ABSTRACT. This paper explores the fundamental drivers of U.S. housing price exuberance using a Time-Varying Parameter VAR model with Stochastic Volatility, combined with the recursive right-tailed unit root testing framework of Phillips et al. (2015a,b). The goal is to identify the structural shocks behind periods of exuberance—characterized by rapid increases in house prices beyond their fundamental values—and provide deeper insights into their dynamics. While exuberance is often attributed to non-fundamental factors, our analysis shows that it can also emerge from fundamental shocks, particularly those related to credit supply and demand. The results demonstrate statistically significant differences in the first-moment dynamics of house prices to credit-related shocks during exuberant versus non-exuberant periods, highlighting their critical role in driving housing market fluctuations. Additionally, our approach reveals previously undetected periods of exuberance when house prices are conditioned on structural shocks, which remain hidden when analyzing the broader housing price dynamcis alone.

17:30
Delayed Overshooting Puzzle: Does Systematic Monetary Policy Matter?

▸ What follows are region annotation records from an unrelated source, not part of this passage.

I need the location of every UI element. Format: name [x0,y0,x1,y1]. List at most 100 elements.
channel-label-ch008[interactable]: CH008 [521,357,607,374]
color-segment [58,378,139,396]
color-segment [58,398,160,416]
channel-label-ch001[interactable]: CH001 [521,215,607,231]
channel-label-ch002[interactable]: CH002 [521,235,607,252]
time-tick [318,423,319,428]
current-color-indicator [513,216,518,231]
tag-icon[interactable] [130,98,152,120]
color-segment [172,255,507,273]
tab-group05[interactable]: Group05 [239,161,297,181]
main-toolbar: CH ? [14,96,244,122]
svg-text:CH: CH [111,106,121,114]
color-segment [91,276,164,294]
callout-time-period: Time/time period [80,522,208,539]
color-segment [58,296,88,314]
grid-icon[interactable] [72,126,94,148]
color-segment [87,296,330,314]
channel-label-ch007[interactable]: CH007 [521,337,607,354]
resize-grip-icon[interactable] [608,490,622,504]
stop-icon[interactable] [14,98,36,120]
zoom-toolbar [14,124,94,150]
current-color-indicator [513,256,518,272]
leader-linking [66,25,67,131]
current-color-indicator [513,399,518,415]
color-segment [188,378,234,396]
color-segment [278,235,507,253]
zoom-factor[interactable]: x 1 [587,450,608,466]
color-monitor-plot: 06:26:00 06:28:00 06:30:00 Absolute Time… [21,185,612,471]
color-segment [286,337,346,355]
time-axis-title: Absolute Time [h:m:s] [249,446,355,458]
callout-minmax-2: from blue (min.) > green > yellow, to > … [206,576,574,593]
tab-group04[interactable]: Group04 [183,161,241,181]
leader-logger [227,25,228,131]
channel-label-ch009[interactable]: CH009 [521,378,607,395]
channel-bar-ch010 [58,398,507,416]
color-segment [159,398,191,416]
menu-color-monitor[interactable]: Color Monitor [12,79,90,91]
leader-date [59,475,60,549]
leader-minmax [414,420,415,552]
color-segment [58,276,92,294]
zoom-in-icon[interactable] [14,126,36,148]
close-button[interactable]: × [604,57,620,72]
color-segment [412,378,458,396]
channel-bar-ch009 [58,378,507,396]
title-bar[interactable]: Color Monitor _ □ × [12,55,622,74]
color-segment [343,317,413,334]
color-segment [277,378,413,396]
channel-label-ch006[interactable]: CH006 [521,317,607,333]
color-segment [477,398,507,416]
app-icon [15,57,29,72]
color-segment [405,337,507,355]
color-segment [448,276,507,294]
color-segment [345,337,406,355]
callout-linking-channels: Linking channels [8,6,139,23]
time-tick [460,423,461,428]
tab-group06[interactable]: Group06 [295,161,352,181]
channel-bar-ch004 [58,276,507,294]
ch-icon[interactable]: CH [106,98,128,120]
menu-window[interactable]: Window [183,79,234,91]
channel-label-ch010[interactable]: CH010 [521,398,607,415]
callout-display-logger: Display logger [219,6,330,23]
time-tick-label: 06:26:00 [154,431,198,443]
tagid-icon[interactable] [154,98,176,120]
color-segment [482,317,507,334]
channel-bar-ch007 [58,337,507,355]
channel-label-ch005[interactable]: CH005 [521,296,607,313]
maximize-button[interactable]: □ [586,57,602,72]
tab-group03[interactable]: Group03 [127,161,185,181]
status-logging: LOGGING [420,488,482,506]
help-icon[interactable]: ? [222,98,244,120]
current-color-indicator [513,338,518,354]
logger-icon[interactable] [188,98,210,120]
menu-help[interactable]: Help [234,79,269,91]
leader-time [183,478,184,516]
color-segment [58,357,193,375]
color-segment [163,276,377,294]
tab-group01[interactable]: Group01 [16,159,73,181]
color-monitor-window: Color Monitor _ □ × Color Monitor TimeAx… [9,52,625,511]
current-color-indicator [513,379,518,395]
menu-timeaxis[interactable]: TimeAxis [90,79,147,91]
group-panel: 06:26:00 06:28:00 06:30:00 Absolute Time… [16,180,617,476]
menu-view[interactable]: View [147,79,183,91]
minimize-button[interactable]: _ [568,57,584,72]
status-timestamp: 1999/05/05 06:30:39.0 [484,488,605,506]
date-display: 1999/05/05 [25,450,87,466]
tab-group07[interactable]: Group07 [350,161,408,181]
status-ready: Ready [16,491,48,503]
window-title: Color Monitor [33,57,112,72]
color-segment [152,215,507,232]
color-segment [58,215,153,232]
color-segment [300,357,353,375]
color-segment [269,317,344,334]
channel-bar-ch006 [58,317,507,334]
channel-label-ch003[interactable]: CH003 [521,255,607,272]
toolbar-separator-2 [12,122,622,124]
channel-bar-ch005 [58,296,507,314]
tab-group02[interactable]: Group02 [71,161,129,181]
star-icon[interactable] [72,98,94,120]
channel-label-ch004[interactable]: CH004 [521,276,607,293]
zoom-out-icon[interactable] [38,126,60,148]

ABSTRACT. We propose a novel identification strategy based on a combination of sign, zero, and policy coefficient restrictions to identify the exchange rate response to a US monetary policy shock. Our strategy crucially hinges upon imposing a sign on the policy response to exchange rate fluctuations, i.e., we require monetary policy to tighten after a depreciation of the US dollar. This restriction is supported by narrative accounts of the historical period we investigate, and it is particularly relevant to model Volcker’s monetary policy regime. We find evidence consistent with exchange rate overshooting and the existence of a conditional uncovered interest parity condition. Importantly, we show that our identification strategy implies robust impulse responses across samples characterized by different monetary policy conducts. Differently, restrictions imposed only on impulse responses return evidence that is sub-sample specific and associate Volcker’s regime with a delayed overshooting and a forward discount puzzle.

17:55
Regional resilience in Italy: an analysis in the time-frequency domain

ABSTRACT. In this study we contribute to the literature on labour market resilience by using quarterly employment data for Italian regions. We, mainly, focus on long-term horizon (e.g low frequency band) to detect how a crisis event (localized in time) has an impact on a indicator of resilience. For this purpose, using the Continuos Wavelet Transform filter, we compute the sensitivity (observed over time and across frequency ranges) of each Italian region to a common (nationwide) shock. The empirical evidence suggests that, on average, highest resilience scores are observed for Centre-North region, while the lowest values are recorded for the South. Panel regression results show that EU cohesion policies have a positive effect on labour market resilience especially when the degree of financial development is high.